The Pantiles Medical Centre, Sutton-in-Ashfield
The Pantiles Medical Centre, Sutton-in-Ashfield

A troubled Sutton GP surgery is to merge with a neighbouring practice next week - after more problems with the way it was run were identified during the latest inspection by health watchdogs.

The Pantiles Medical Centre, on Church Street, is merging with Willowbrook Medical Practice on 1st April, meaning its premises will be closed down and all patients automatically transferred to the Willowbrook surgery.

The move comes after a year of negotiations and after the publication of the Care Quality Commission’s latest report on the Pantiles, which identified eight areas where standards were not being met and improvements needed.

A spokesman for the Derbyshire and Nottinghamshire Area Team of NHS England said that they had taken steps to ensure the practice was improving in the areas of non-compliance and to address additional areas raised through NHS England’s own monitoring systems.

This included a contractual action plan and monitoring the progress of the action plan required by the CQC.

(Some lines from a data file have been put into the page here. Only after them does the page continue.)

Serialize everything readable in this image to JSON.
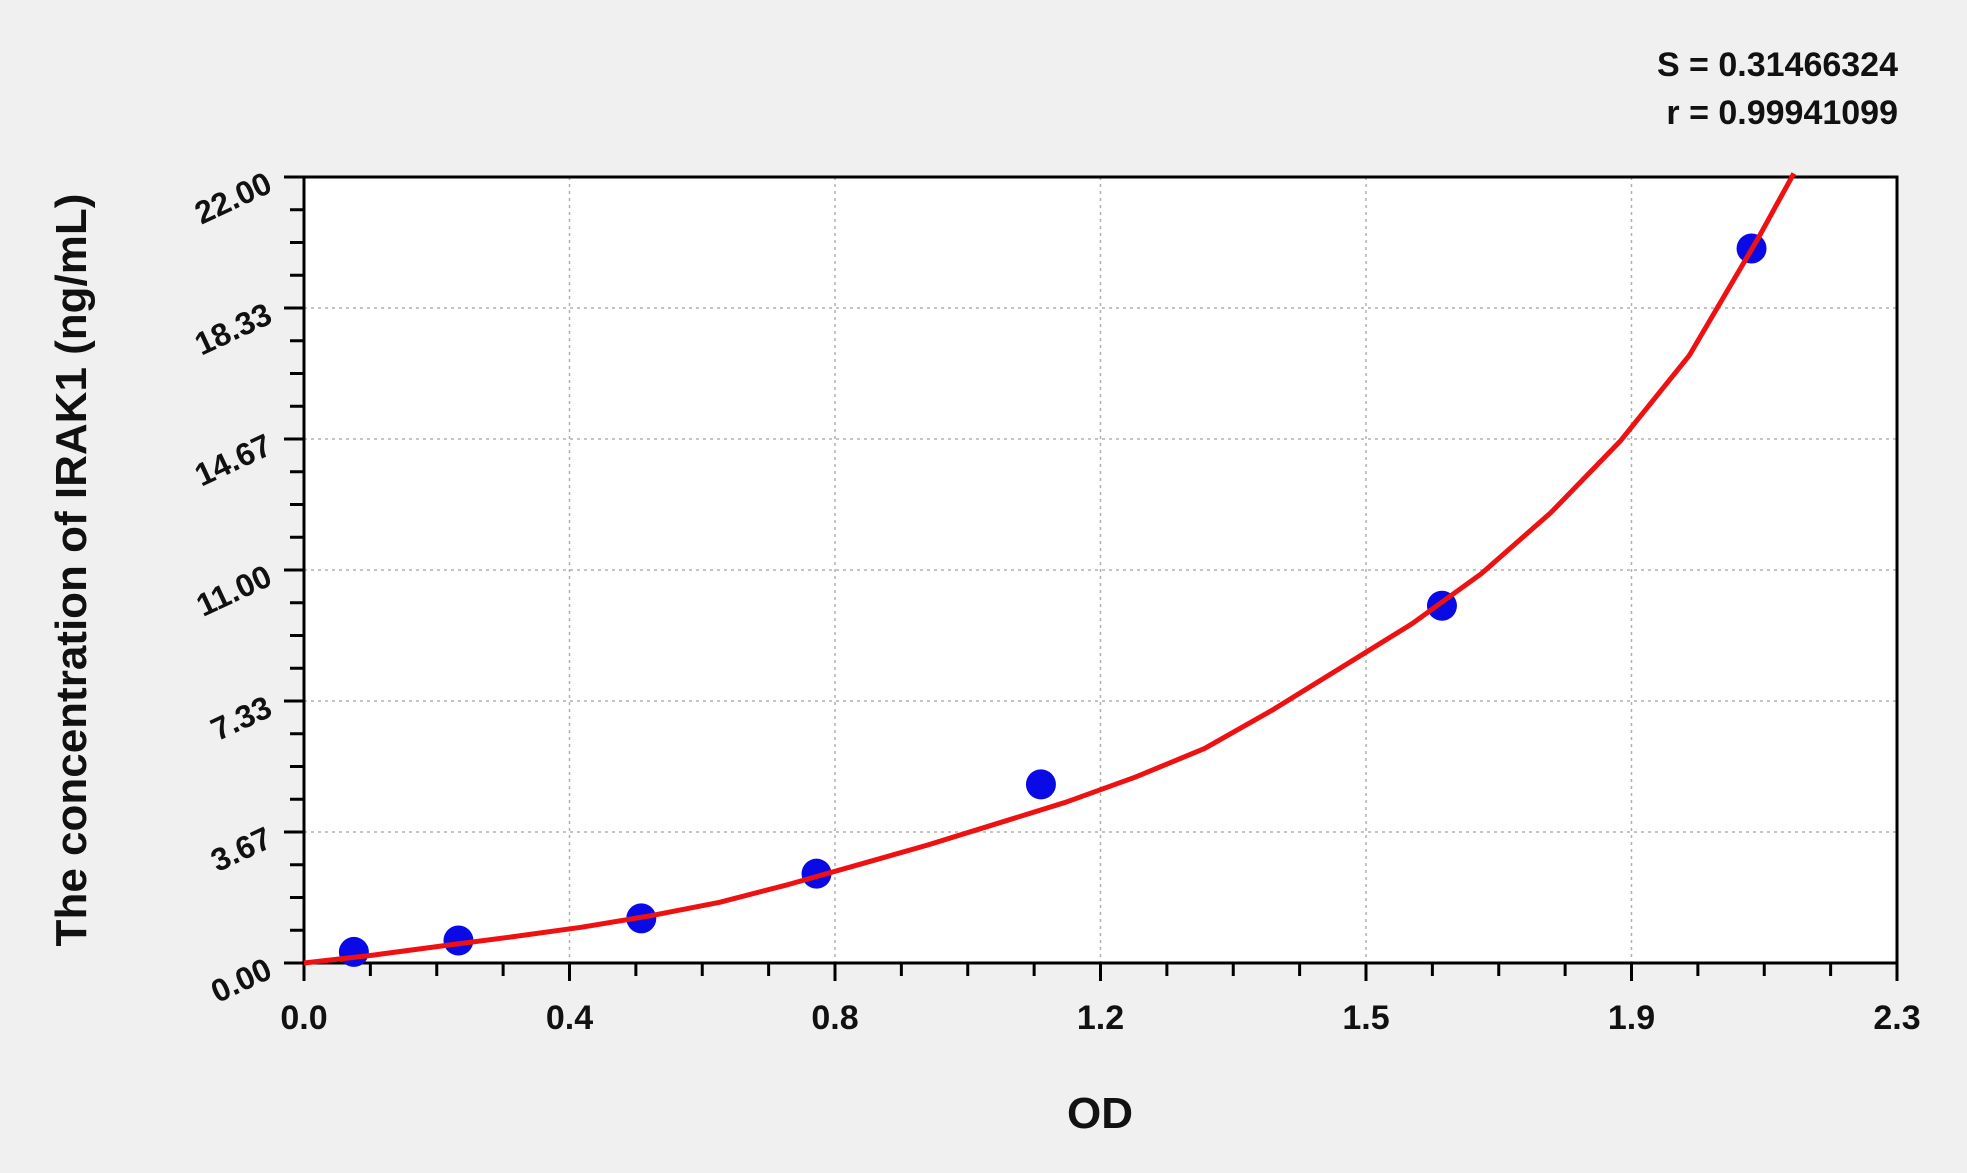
{
  "chart_data": {
    "type": "scatter",
    "title": "",
    "xlabel": "OD",
    "ylabel": "The concentration of IRAK1 (ng/mL)",
    "xlim": [
      0,
      2.3
    ],
    "ylim": [
      0,
      22
    ],
    "x_ticks": [
      "0.0",
      "0.4",
      "0.8",
      "1.2",
      "1.5",
      "1.9",
      "2.3"
    ],
    "y_ticks": [
      "0.00",
      "3.67",
      "7.33",
      "11.00",
      "14.67",
      "18.33",
      "22.00"
    ],
    "grid": true,
    "annotations": [
      "S = 0.31466324",
      "r = 0.99941099"
    ],
    "points": [
      {
        "x": 0.072,
        "y": 0.31
      },
      {
        "x": 0.223,
        "y": 0.63
      },
      {
        "x": 0.487,
        "y": 1.25
      },
      {
        "x": 0.74,
        "y": 2.5
      },
      {
        "x": 1.064,
        "y": 5
      },
      {
        "x": 1.643,
        "y": 10
      },
      {
        "x": 2.09,
        "y": 20
      }
    ],
    "fit_curve": [
      [
        0,
        0
      ],
      [
        0.1,
        0.22
      ],
      [
        0.2,
        0.48
      ],
      [
        0.3,
        0.73
      ],
      [
        0.4,
        1.0
      ],
      [
        0.5,
        1.32
      ],
      [
        0.6,
        1.7
      ],
      [
        0.7,
        2.2
      ],
      [
        0.8,
        2.75
      ],
      [
        0.9,
        3.3
      ],
      [
        1.0,
        3.9
      ],
      [
        1.1,
        4.5
      ],
      [
        1.2,
        5.2
      ],
      [
        1.3,
        6.0
      ],
      [
        1.4,
        7.1
      ],
      [
        1.5,
        8.3
      ],
      [
        1.6,
        9.5
      ],
      [
        1.7,
        10.9
      ],
      [
        1.8,
        12.6
      ],
      [
        1.9,
        14.6
      ],
      [
        2.0,
        17.0
      ],
      [
        2.1,
        20.3
      ],
      [
        2.151,
        22.1
      ]
    ],
    "colors": {
      "points": "#0a0ae6",
      "curve": "#ee1111",
      "grid": "#b0b0b0"
    }
  }
}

However it was during this time that Dr Qudsia Chandran, the owner of the Pantiles, independently reached an agreement to merge with Willowbrook, which will also see her moving to the practice.

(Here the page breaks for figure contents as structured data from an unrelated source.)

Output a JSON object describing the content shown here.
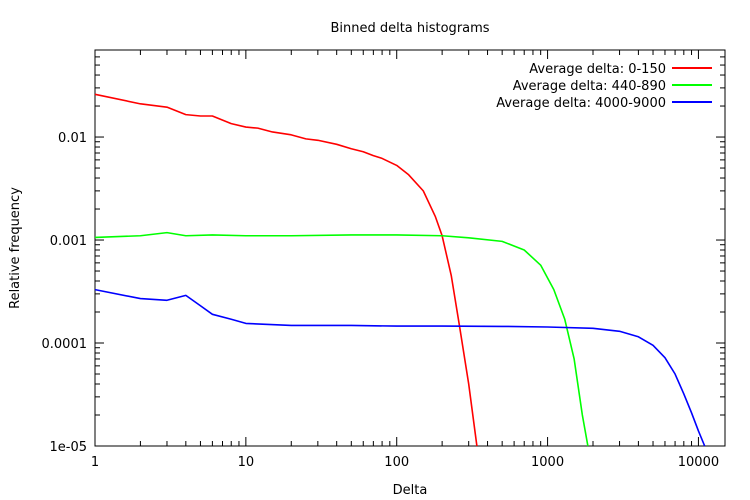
{
  "chart_data": {
    "type": "line",
    "title": "Binned delta histograms",
    "xlabel": "Delta",
    "ylabel": "Relative frequency",
    "xscale": "log",
    "yscale": "log",
    "xlim": [
      1,
      15000
    ],
    "ylim": [
      1e-05,
      0.07
    ],
    "grid": false,
    "legend_position": "top-right",
    "x_tick_labels": [
      {
        "value": 1,
        "label": "1"
      },
      {
        "value": 10,
        "label": "10"
      },
      {
        "value": 100,
        "label": "100"
      },
      {
        "value": 1000,
        "label": "1000"
      },
      {
        "value": 10000,
        "label": "10000"
      }
    ],
    "y_tick_labels": [
      {
        "value": 0.01,
        "label": "0.01"
      },
      {
        "value": 0.001,
        "label": "0.001"
      },
      {
        "value": 0.0001,
        "label": "0.0001"
      },
      {
        "value": 1e-05,
        "label": "1e-05"
      }
    ],
    "series": [
      {
        "name": "Average delta: 0-150",
        "color": "#ff0000",
        "points": [
          [
            1,
            0.026
          ],
          [
            2,
            0.021
          ],
          [
            3,
            0.0195
          ],
          [
            4,
            0.0165
          ],
          [
            5,
            0.016
          ],
          [
            6,
            0.016
          ],
          [
            8,
            0.0135
          ],
          [
            10,
            0.0125
          ],
          [
            12,
            0.0122
          ],
          [
            15,
            0.0112
          ],
          [
            20,
            0.0105
          ],
          [
            25,
            0.0096
          ],
          [
            30,
            0.0093
          ],
          [
            40,
            0.0085
          ],
          [
            50,
            0.0077
          ],
          [
            60,
            0.0072
          ],
          [
            70,
            0.0066
          ],
          [
            80,
            0.0062
          ],
          [
            100,
            0.0053
          ],
          [
            120,
            0.0043
          ],
          [
            150,
            0.003
          ],
          [
            180,
            0.0017
          ],
          [
            200,
            0.0011
          ],
          [
            230,
            0.00045
          ],
          [
            260,
            0.00015
          ],
          [
            300,
            4e-05
          ],
          [
            340,
            1e-05
          ]
        ]
      },
      {
        "name": "Average delta: 440-890",
        "color": "#00ff00",
        "points": [
          [
            1,
            0.00106
          ],
          [
            2,
            0.0011
          ],
          [
            3,
            0.00118
          ],
          [
            4,
            0.0011
          ],
          [
            6,
            0.00112
          ],
          [
            10,
            0.0011
          ],
          [
            20,
            0.0011
          ],
          [
            50,
            0.00112
          ],
          [
            100,
            0.00112
          ],
          [
            200,
            0.0011
          ],
          [
            300,
            0.00105
          ],
          [
            500,
            0.00097
          ],
          [
            700,
            0.0008
          ],
          [
            900,
            0.00057
          ],
          [
            1100,
            0.00033
          ],
          [
            1300,
            0.00017
          ],
          [
            1500,
            7e-05
          ],
          [
            1700,
            2e-05
          ],
          [
            1850,
            1e-05
          ]
        ]
      },
      {
        "name": "Average delta: 4000-9000",
        "color": "#0000ff",
        "points": [
          [
            1,
            0.00033
          ],
          [
            2,
            0.00027
          ],
          [
            3,
            0.00026
          ],
          [
            4,
            0.00029
          ],
          [
            5,
            0.00023
          ],
          [
            6,
            0.00019
          ],
          [
            8,
            0.00017
          ],
          [
            10,
            0.000155
          ],
          [
            20,
            0.000148
          ],
          [
            50,
            0.000148
          ],
          [
            100,
            0.000146
          ],
          [
            200,
            0.000146
          ],
          [
            500,
            0.000145
          ],
          [
            1000,
            0.000143
          ],
          [
            2000,
            0.000139
          ],
          [
            3000,
            0.00013
          ],
          [
            4000,
            0.000115
          ],
          [
            5000,
            9.5e-05
          ],
          [
            6000,
            7.2e-05
          ],
          [
            7000,
            5e-05
          ],
          [
            8000,
            3.2e-05
          ],
          [
            9000,
            2.1e-05
          ],
          [
            10000,
            1.4e-05
          ],
          [
            11000,
            1e-05
          ]
        ]
      }
    ]
  }
}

The NHS England spokesman added: “The Area Team has approved this merger due to a range of factors including the high quality of services available at Willowbrook Medical Centre.

“Both practices are making arrangements to ensure all patients affected are informed of the changes.”

The areas of non-compliance at the Pantiles identified in the CQC report included issues affecting patients and staff working at the practice.

Inspectors found that care and treatment were not always planned and delivered in a way that ensured patients’ safety and welfare, with problems with booking appointments for clinics and obstacles in the way of midwifery services.

Confidential patient information was not always locked away securely and there were no formal systems in place to reduce the risk and spread of infection.

One member of staff had not gone through any formal recruitment process, meaning the provider could not be sure if it was appropriate that they worked with patients, while staffing levels were too low to meet people’s needs.

Dr Qudsia Chandran said she was ‘convinced’ her patients would benefit from the merger.

“Pantiles is a 300-year-old building and may not suit the up-and-coming needs of modern general practice. I will be taking my patients and my staff to work at Willowbrook. There will be five other GPs and I am confident Pantiles and Willowbrook will work well together. Our patients will have a great advantage of a choice of several doctors and will be able to benefit from minor surgery and extended hours, which we couldn’t provide at the Pantiles,” she said.